Primary adrenal insufficiency (PAI) is a rare condition with a highly variable prevalence globally. The highest prevalence (up to 20 cases per 100 000 inhabitants) has been reported in Scandinavia.¹ In each case of PAI, the etiology should be determined, as it has a considerable impact on the disease course and treatment. The age of PAI onset may facilitate establishing the cause of the disease. Among newborns, congenital adrenal hyperplasia is by far the most prevalent cause of PAI; however, genetic causes also usually manifest at that age. We report a case of a patient with PAI and hypogonadotropic hypogonadism (HH) associated with a novel NR0B1 (DAX1) genetic variant (c.463C>T) and empty sellae syndrome.

A 31‑year‑old man was admitted to a tertiary referral center due to PAI and HH. On admission, he presented with erectile dysfunction, sparse body hair, and hyperpigmentation of the skin. Shortly after birth, the patient was diagnosed with PAI, and treatment with hydrocortisone and fludrocortisone was initiated. At that time, based on the urine steroid profile (gas chromatography–mass spectrometry), congenital adrenal hyperplasia was excluded. The patient failed to initiate puberty, and was subsequently treated with prasterone, which was later switched to testosterone. He ceased the androgen supplementation during the COVID‑19 pandemic for a few years.

On admission, the patient was on 20 mg of hydrocortisone and 0.1 mg of fludrocortisone daily. Laboratory workup revealed decreased concentrations of cortisol, aldosterone, and adrenal androgens paired with elevated concentrations of adrenocorticotropic hormone. Concentrations of follicle‑stimulating hormone, luteinizing hormone, and testosterone were below the reference range (Supplementary material, Table S1).

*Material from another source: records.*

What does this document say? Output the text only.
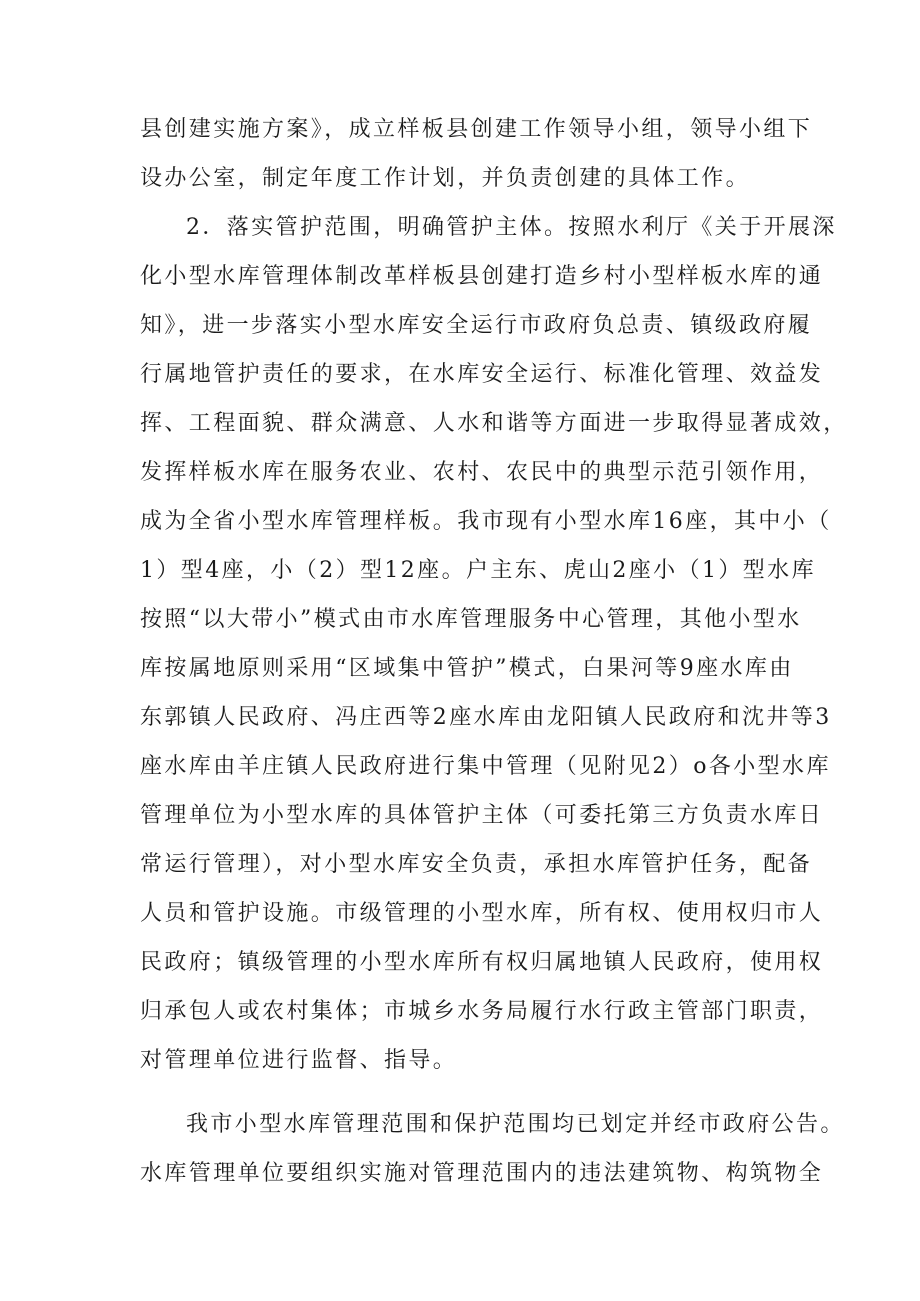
县创建实施方案》，成立样板县创建工作领导小组，领导小组下
设办公室，制定年度工作计划，并负责创建的具体工作。
2．落实管护范围，明确管护主体。按照水利厅《关于开展深
化小型水库管理体制改革样板县创建打造乡村小型样板水库的通
知》，进一步落实小型水库安全运行市政府负总责、镇级政府履
行属地管护责任的要求，在水库安全运行、标准化管理、效益发
挥、工程面貌、群众满意、人水和谐等方面进一步取得显著成效，
发挥样板水库在服务农业、农村、农民中的典型示范引领作用，
成为全省小型水库管理样板。我市现有小型水库16座，其中小（
1）型4座，小（2）型12座。户主东、虎山2座小（1）型水库
按照“以大带小”模式由市水库管理服务中心管理，其他小型水
库按属地原则采用“区域集中管护”模式，白果河等9座水库由
东郭镇人民政府、冯庄西等2座水库由龙阳镇人民政府和沈井等3
座水库由羊庄镇人民政府进行集中管理（见附见2）o各小型水库
管理单位为小型水库的具体管护主体（可委托第三方负责水库日
常运行管理），对小型水库安全负责，承担水库管护任务，配备
人员和管护设施。市级管理的小型水库，所有权、使用权归市人
民政府；镇级管理的小型水库所有权归属地镇人民政府，使用权
归承包人或农村集体；市城乡水务局履行水行政主管部门职责，
对管理单位进行监督、指导。
我市小型水库管理范围和保护范围均已划定并经市政府公告。
水库管理单位要组织实施对管理范围内的违法建筑物、构筑物全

Magnetic resonance imaging (MRI) of the pituitary gland showed empty sellae syndrome (Figure 1A). Abdominal computed tomography yielded an image of bilateral adrenal atrophy (Figure 1B). Scrotal ultrasound examination showed prepubertal size of the testicles (left, 1.7 ml; right, 1.3 ml), decreased echogenicity, multiple microcalcifications, and decreased blood flow; no focal lesions were visualized. In contrast to the presented case, there are usually no morphological changes on pituitary MRI in patients with NR0B1 (DAX1) mutations, despite impaired gonadotroph function.

A whole‑exome sequencing test was performed using the next generation sequencing method. The sequences of the enriched DNA regions were read on a NovaSeq6000 sequencer (Illumina, San Diego, California, United States) with a read length of 2 × 101 nucleotides. A hemizygous cytosine‑to‑thymine substitution at nucleotide 463 (NM_000 475: c.463C>T) resulting in a nonsense mutation (p.Gln155*) in the NR0B1 gene was identified (Figure 1C).

The NR0B1 gene, located on the short arm of the X chromosome (Xp21), encodes a nuclear receptor subfamily 0 group B member 1 (NR0B1), and is also referred to as dosage‑sensitive sex reversal adrenal hypoplasia congenita critical region on the X chromosome, gene 1 (DAX1). NR0B1 is expressed primarily in embryonic stem cells, the ventromedial hypothalamus, pituitary gonadotropic cells, and steroidogenic tissues.² Typically, mutations in the NR0B1 gene prevent the adrenal cortex from developing beyond the fetal stage, resulting in infantile‑onset PAI and adrenal hypoplasia.³ To date, more than 300 individuals and families with PAI associated with the loss of NR0B1 have been reported worldwide, albeit this number may be underestimated due to a low frequency of molecular testing.⁴

NR0B1 mutations do not affect the early stages of gonadal development, although the affected men usually develop HH, mainly due to a lack of pituitary response to gonadotropin‑releasing hormone pulses.^4,5

The presented case underlines the need to include testing for NR0B1 mutations in the diagnostics of men with PAI and HH, even if the symptoms develop later in life. Identification of the cause of PAI has direct implications for the clinical course, treatment, and genetic counseling.